NHS England cannot easily raise 2%. It is under pressure to use its budget to cope with the heavy backlog of 7.2 million people waiting for hospital care and the intense strain the entire service is under. That, coupled with the fact that “NHS spending is projected to rise to a record low next year”, means it has “little or no scope to fund additional wage costs”. [beyond the 2%]with the government holding a potential contingency for a further 1% increase,” Charlesworth said.

A GMB union official said: “The Department [of Health and Social Care] He has already sent his mandate to the salary review body for next year and budgeted for a 2.1% salary increase. This is about a third of the inflation forecast in 2023. The fundamental problem in the dispute is that the NHS wage agreements have consistently been too low.

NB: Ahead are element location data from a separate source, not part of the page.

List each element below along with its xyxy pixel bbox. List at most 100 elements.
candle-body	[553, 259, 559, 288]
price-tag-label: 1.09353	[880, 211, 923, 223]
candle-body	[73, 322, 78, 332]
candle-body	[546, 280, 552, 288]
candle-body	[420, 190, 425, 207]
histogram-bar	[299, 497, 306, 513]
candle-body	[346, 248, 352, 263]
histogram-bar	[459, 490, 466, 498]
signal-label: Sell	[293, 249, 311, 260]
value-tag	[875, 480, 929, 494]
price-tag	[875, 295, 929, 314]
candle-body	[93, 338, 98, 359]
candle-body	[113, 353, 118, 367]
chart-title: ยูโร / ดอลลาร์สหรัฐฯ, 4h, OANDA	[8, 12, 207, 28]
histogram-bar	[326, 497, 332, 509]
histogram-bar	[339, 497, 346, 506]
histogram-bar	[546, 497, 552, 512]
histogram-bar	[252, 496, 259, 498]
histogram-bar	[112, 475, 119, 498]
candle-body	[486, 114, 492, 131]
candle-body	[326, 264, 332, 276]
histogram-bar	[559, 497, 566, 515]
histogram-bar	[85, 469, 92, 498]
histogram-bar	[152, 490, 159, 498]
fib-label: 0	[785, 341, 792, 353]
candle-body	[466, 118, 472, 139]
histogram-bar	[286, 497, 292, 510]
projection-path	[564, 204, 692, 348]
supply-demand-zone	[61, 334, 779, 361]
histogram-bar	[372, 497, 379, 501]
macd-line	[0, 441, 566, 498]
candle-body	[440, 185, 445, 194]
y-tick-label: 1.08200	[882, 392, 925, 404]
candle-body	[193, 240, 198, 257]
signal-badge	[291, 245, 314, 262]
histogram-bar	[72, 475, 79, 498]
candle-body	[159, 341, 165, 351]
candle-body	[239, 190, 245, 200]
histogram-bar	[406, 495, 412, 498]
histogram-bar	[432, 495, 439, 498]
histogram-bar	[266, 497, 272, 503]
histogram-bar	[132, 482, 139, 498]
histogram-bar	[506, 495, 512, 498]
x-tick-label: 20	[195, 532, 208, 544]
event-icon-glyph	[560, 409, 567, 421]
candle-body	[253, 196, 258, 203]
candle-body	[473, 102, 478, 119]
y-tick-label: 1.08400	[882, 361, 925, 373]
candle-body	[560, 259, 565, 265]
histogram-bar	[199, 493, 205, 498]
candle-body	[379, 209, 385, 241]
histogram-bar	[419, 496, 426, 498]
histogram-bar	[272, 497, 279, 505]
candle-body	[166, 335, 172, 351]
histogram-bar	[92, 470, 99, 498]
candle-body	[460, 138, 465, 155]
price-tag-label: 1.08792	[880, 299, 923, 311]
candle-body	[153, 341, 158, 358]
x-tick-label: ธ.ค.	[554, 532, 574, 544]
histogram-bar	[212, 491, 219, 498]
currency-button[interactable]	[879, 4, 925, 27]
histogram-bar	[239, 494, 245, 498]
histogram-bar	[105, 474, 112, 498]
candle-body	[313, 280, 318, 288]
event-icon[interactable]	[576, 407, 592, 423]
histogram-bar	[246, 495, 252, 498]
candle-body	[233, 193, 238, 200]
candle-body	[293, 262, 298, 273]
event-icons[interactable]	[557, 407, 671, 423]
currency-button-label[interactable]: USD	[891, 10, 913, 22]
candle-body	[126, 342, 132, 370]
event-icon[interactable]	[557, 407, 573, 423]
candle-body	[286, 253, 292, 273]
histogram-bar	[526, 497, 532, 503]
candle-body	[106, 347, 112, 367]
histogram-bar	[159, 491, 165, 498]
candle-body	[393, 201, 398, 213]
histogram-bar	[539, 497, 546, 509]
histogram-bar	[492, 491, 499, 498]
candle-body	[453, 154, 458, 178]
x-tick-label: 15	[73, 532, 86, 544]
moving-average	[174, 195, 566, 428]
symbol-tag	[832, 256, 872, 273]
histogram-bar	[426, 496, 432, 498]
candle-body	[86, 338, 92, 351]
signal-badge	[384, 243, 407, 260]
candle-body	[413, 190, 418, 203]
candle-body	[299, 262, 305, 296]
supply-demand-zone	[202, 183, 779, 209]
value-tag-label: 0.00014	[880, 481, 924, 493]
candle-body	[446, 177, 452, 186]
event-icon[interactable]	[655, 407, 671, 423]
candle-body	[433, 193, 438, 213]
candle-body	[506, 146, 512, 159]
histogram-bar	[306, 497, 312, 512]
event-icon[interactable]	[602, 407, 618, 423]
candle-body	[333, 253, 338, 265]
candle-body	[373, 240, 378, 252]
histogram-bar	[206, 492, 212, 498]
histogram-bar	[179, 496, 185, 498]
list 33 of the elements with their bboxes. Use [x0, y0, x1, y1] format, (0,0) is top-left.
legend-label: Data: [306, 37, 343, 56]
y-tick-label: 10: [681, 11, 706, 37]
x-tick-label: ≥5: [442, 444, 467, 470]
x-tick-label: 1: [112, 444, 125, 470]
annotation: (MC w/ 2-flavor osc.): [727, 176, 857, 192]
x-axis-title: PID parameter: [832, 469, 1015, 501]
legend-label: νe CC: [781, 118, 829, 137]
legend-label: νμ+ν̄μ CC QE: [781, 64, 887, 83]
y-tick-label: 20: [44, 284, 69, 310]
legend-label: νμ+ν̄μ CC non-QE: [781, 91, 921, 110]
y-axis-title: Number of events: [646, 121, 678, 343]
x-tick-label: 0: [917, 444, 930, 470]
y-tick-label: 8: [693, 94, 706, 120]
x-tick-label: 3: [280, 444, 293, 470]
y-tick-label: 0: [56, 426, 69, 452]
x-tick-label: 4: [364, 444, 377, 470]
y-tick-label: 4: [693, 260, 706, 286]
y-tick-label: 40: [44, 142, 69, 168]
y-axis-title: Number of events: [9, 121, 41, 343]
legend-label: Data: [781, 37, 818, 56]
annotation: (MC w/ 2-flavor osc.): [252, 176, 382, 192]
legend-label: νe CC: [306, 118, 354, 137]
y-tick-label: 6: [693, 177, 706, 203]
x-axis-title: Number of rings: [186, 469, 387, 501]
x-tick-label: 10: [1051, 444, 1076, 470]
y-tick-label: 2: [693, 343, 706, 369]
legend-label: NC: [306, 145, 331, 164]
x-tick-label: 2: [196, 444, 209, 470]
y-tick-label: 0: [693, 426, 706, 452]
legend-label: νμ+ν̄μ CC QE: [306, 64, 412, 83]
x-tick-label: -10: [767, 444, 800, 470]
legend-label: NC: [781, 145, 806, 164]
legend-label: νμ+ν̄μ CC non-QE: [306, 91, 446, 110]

However, Rishi Sunak and Jeremy Hunt, the chancellor, have ruled out raising this year’s £1,400 offer because they want to show restraint on public sector wages to help the Conservatives regain a reputation for economic competition.

Hunt has ruled out a one-time bonus pay for nurses to try to end the government’s increasingly bitter standoff with the RCN, even though such a move is popular with voters.

The Department of Health and Social Care said it had not yet decided what pay increase for NHS staff for 2023-24 it could afford. “NHS staff are greatly valued and appreciated by the government and we have committed to giving NHS workers a pay increase, asking independent wage review bodies for recommendations on staff pay in scope,” a spokesperson for the NHS said. DHSC.

“This follows the acceptance of last year’s recommendations in full, in which the lowest earners in the NHS received a 9.3% pay increase.

“We will carefully consider reports from independent wage review bodies when we receive them. The government has not yet established the position on affordability for 2023/24.”